До сих пор не могу понять, как мысль о том, что эти пять долларов взял Дон, вообще пришла мне в голову. Но она пришла, и меня тотчас же окутала холодная пелена отвращения к себе. Посреди ослепительного зноя меня охватил озноб, и мама наклонилась и обняла меня одной рукой.
— Не беспокойся, дорогая, — сказала она. — Мы не можем точно сказать, кто их взял.
— Но это же друзья, — пробормотала я. То, что пришло в голову мне, пройди хоть сто лет, ни за что не пришло бы в голову маме. Она с таким же успехом заподозрила бы в воровстве Дона, что и меня.
— Любой мог зайти и взять их, — сказала она, — пока мы ездили к рифу.
Но здесь не было чужих людей, и она это знала. Поселившиеся на берегу Озера люди составляли крошечную, замкнутую общину, куда не проникали ни пришлые, ни бродяги.
По тем временам, при более чем скромном пособии, которое мы получали из Англии на прожитье, пять долларов были для нас изрядной суммой.
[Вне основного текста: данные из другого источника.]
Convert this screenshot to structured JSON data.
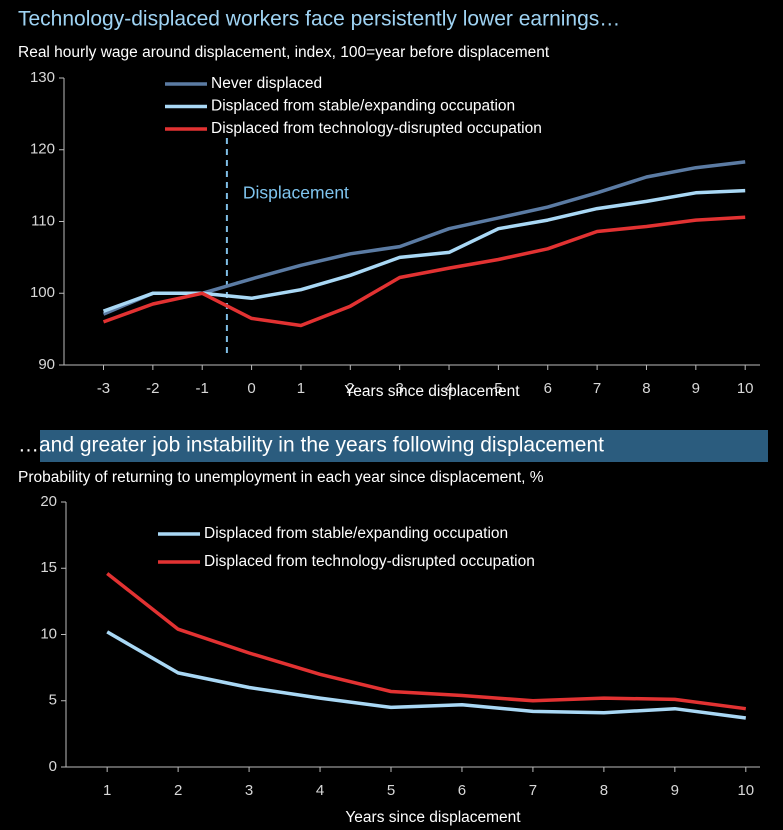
{
  "chart_data": [
    {
      "type": "line",
      "title": "Technology-displaced workers face persistently lower earnings…",
      "subtitle": "Real hourly wage around displacement, index, 100=year before displacement",
      "x_label": "Years since displacement",
      "annotation": "Displacement",
      "vline": -0.5,
      "x": [
        -3,
        -2,
        -1,
        0,
        1,
        2,
        3,
        4,
        5,
        6,
        7,
        8,
        9,
        10
      ],
      "xlim": [
        -3.8,
        10.3
      ],
      "xticks": [
        -3,
        -2,
        -1,
        0,
        1,
        2,
        3,
        4,
        5,
        6,
        7,
        8,
        9,
        10
      ],
      "ylim": [
        90,
        130
      ],
      "yticks": [
        90,
        100,
        110,
        120,
        130
      ],
      "series": [
        {
          "name": "Never displaced",
          "color": "#5b7ba3",
          "values": [
            97.1,
            100,
            100,
            102,
            103.9,
            105.5,
            106.5,
            109,
            110.5,
            112,
            114,
            116.2,
            117.5,
            118.3
          ]
        },
        {
          "name": "Displaced from stable/expanding occupation",
          "color": "#a9d8f5",
          "values": [
            97.5,
            100,
            100,
            99.3,
            100.5,
            102.5,
            105,
            105.7,
            109,
            110.2,
            111.8,
            112.8,
            114,
            114.3
          ]
        },
        {
          "name": "Displaced from technology-disrupted occupation",
          "color": "#e23232",
          "values": [
            96,
            98.5,
            100,
            96.5,
            95.5,
            98.2,
            102.2,
            103.5,
            104.7,
            106.2,
            108.6,
            109.3,
            110.2,
            110.6
          ]
        }
      ]
    },
    {
      "type": "line",
      "title": "…and greater job instability in the years following displacement",
      "subtitle": "Probability of returning to unemployment in each year since displacement, %",
      "x_label": "Years since displacement",
      "x": [
        1,
        2,
        3,
        4,
        5,
        6,
        7,
        8,
        9,
        10
      ],
      "xlim": [
        0.42,
        10.2
      ],
      "xticks": [
        1,
        2,
        3,
        4,
        5,
        6,
        7,
        8,
        9,
        10
      ],
      "ylim": [
        0,
        20
      ],
      "yticks": [
        0,
        5,
        10,
        15,
        20
      ],
      "series": [
        {
          "name": "Displaced from stable/expanding occupation",
          "color": "#a9d8f5",
          "values": [
            10.2,
            7.1,
            6.0,
            5.2,
            4.5,
            4.7,
            4.2,
            4.1,
            4.4,
            3.7
          ]
        },
        {
          "name": "Displaced from technology-disrupted occupation",
          "color": "#e23232",
          "values": [
            14.6,
            10.4,
            8.6,
            7.0,
            5.7,
            5.4,
            5.0,
            5.2,
            5.1,
            4.4
          ]
        }
      ]
    }
  ]
}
Но мама никогда не имела обыкновения убиваться по поводу того, чего не воротишь, и велела мне выбросить все это из головы.
Но я не могла. Наверно, из-за сознания собственной вины в тот миг невольного предательства случай этот бередил мне душу. Я ненавидела себя за то, что поддалась этой мысли в первый раз, не говоря уже о втором, и по мере того, как тянулись дни, глупое, беспочвенное подозрение росло, а с ним — и моя вина, питая друг друга. Счастье, которое доставляли мне эти места, было совершенно отравлено и точно так же — прелесть ожидания; я чувствовала, что не смогу снова посмотреть Дону в лицо и почти страшилась приближавшегося уик-энда. Несмотря на это я не могла избавиться от своих сомнений, которые угнетали меня тяжким бременем вины.
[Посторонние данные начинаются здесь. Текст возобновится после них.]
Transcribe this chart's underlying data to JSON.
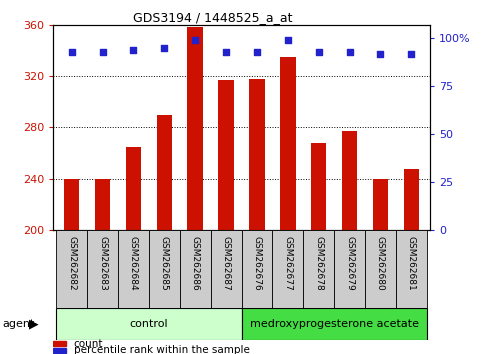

Сначала я отказывалась применить свой новоизобретенный «тест», так как для этого нужно было признать свои сомнения перед самой собой в то время, когда я как раз отчаянно старалась сделать вид, что их вообще не существует; потом, достигнув той стадии, когда мне пришлось их признать, я боялась «спросить», зная, что поверю полученному ответу.